3 property investment mistakes to avoid

Published on 12 January 2016

The 3 most common pitfalls of property investment

Although there is certainly money to be made in the property market, it has never been as simple as buying then letting. In fact, as with any investment choice, there are a number of easily avoidable errors that can put any effort at risk unnecessarily. So for any first time buyer, or any investor that is planning to build on a small existing portfolio, here are the three most common mistakes that every investment property buyer should avoid:

Mistake 1: lack of research

Before buying a washing machine or a television, most people research the makes, models and comparative benefits of each in order to decide which is the best choice. The due diligence before investing in a property should be even more rigorous: the local area demographic and reputation, the construction quality and maintenance requirements, the regularity and reliability of nearby transport links, the easily achievable rental yield and anything else that might impact the long-term profitability of the property.

Mistake 2: underestimating expenses

Although there are a number of standard expenses implicit in owning a rental property, many investors seriously underestimate the volume of costs associated with long-term profitability of any buy-to-let investment. Even if the property is let unfurnished, the inbuilt appliances – such as kitchen equipment, radiators and boiler – as well as the costs incurred by the legally required annual maintenance of the household utilities, building insurance and other coverage. If there are gardens, common stairs or any other communal areas, there will be charges that cannot generally be passed to a renter that must be met. 
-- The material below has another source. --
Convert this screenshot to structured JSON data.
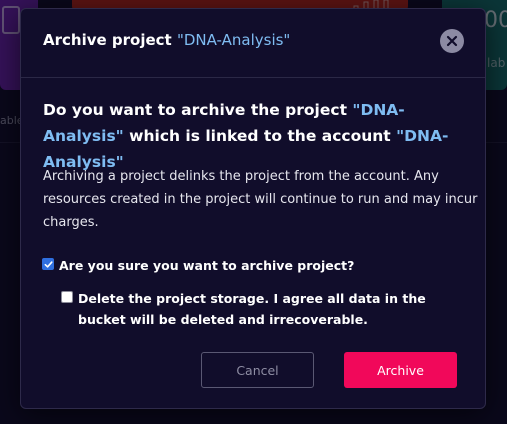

Mistake 3: neglecting to delegate

Many buy-to-let investors think that they can save money by doing everything themselves: this is a short-sighted choice that may well cost them dear. Every business benefits from expert help, and a property portfolio should be considered no differently. At the very minimum, a list of on-call experts should include a solicitor, a surveyor, an accountant, an electrician, a joiner, a plumber and a gas engineer.